Proverbs 15: Guard Your Tongues
“The soothing tongue is a tree of life, but a perverse tongue crushes the spirit.”
Proverbs 15:4 NIV
Our words have consequences. They can be life giving or they can be destructive. Either way, our words carry weight and influence, and we need to be mindful as we interact with others as husbands, fathers, brothers, sons, uncles, friends, colleagues, etc. A few months ago during a heated discussion (argument) with my wife, I said something that rocked her to the core. I used my words to attack her character, her values, and her integrity. I did not point out something she did. I questioned the essence of who she is.
In doing so, I made her question my love for her and my commitment to our marriage. In that moment, I took away the comfort and confidence that she had in our relationship. My words stirred up old insecurities she had about herself. I’m supposed to love her the way Christ loves the church. Yet, I approached her from a place of judgment and not one of love and grace.
I told my wife that I thought she was a horrible person
. I did not/do not mean it. I could say I was being defensive, had a bruised ego, or whatever lame excuse I can think of. It doesn’t matter because I crossed the line, and I doubled down when she asked me if I really meant it. Of course I did not mean it, but I was set on winning the argument, so I repeated those words to her. may have won that argument, but I’ve lost so much more.

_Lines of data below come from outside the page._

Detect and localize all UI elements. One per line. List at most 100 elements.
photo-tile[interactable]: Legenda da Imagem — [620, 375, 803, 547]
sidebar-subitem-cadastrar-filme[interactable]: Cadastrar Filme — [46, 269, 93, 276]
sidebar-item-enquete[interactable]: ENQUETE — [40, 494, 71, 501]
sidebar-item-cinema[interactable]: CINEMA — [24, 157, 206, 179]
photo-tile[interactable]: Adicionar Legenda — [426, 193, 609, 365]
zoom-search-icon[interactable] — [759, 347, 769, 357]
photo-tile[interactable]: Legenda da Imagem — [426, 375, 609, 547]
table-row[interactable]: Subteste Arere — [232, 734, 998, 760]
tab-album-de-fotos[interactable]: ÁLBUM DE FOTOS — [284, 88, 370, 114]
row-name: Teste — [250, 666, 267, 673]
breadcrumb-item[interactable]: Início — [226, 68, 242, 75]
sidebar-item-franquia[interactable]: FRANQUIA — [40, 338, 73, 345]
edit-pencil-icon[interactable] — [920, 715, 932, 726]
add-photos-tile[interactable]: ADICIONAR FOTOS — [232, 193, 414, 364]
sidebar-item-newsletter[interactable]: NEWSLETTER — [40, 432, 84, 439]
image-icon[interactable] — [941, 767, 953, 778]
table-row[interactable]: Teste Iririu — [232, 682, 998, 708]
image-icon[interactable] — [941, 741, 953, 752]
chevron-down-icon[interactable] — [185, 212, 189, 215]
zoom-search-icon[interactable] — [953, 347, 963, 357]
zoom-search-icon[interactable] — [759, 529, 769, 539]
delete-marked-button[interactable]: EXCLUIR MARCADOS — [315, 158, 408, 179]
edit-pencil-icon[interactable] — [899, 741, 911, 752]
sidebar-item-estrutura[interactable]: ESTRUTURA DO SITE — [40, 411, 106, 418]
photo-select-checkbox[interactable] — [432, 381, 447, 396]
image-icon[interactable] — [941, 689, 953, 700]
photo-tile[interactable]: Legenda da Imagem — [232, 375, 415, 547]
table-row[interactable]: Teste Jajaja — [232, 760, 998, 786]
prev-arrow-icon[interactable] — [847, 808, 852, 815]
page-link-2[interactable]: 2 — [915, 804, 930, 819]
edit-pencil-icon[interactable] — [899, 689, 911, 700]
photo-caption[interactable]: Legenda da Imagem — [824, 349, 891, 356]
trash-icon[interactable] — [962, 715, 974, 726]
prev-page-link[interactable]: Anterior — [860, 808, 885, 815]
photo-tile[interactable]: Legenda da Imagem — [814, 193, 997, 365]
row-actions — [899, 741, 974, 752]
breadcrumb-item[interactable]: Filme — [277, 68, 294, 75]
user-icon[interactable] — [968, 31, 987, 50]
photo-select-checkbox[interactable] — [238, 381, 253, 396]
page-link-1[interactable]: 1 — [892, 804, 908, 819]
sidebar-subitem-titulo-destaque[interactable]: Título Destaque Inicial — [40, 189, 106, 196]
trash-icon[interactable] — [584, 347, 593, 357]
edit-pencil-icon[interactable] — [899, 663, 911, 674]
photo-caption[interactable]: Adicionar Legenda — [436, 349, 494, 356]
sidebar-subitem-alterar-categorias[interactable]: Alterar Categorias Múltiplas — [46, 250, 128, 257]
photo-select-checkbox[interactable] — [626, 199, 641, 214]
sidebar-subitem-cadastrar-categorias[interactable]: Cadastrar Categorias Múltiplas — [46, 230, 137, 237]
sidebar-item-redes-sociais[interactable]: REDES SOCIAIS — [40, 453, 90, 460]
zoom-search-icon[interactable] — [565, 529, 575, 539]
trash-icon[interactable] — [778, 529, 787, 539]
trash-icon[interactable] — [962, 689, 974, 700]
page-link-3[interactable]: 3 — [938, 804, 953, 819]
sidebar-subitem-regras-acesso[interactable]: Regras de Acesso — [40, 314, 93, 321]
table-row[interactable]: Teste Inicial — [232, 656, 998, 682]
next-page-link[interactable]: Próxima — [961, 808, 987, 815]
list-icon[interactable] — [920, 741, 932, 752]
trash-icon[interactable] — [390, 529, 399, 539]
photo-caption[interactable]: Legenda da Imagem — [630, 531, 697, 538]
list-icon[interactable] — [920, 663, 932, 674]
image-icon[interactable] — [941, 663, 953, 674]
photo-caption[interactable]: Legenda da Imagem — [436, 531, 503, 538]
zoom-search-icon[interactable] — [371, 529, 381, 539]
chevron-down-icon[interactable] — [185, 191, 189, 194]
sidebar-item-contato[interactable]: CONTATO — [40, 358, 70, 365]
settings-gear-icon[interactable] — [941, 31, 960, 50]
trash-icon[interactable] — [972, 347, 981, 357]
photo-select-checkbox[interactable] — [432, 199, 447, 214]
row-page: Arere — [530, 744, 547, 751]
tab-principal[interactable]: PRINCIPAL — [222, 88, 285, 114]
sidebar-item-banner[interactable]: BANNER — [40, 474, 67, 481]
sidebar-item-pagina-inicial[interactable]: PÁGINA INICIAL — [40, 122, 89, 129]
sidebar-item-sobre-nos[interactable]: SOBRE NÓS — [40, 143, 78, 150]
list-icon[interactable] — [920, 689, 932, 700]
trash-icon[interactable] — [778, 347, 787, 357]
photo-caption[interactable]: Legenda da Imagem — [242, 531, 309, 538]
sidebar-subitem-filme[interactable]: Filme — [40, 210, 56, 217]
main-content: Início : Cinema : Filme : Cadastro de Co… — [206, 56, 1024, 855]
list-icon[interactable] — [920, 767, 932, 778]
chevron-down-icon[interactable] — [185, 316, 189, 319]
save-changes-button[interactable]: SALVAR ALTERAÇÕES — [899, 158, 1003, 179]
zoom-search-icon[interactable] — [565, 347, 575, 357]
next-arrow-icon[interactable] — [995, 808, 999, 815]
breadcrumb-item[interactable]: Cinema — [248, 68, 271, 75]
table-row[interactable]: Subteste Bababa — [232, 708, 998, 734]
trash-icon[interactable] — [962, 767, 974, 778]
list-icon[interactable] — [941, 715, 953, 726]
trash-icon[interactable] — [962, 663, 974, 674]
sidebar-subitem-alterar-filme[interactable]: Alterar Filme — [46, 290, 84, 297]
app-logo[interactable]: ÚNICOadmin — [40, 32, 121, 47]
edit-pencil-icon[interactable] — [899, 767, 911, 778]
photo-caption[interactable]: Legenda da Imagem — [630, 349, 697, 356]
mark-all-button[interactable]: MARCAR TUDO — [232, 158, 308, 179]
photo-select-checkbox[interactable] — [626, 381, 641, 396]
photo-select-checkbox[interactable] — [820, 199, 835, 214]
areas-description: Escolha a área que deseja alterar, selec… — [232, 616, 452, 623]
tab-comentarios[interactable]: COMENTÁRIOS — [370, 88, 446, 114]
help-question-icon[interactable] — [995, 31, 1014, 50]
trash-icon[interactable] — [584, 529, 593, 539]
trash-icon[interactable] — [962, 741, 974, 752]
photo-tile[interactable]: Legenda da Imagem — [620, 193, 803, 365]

I said that several months ago, and I cannot tell you how many times she has brought that up to me. My words created doubt. Over the last few months, she has asked me repeatedly, “How can I love someone who I think is a horrible person?” I’ve made the love of my life question my love for her because of something I said to win an argument. My words have made my wife question her character. She has said to me, “If her husband who loves her unconditionally thinks I’m a horrible person, then maybe I am.” That one is a gut punch. I’m working everyday to let her know how wonderful she is; however, in the back of her mind, the negative thoughts linger. She’s not sure if I really mean the positive things I say.
Today’s Training: Be careful with your words; they carry great power. Use them to build up the people around you, not tear them down. When you are in a heated moment, ask God to intervene so that you do not say something perverse and crush the other person’s spirit.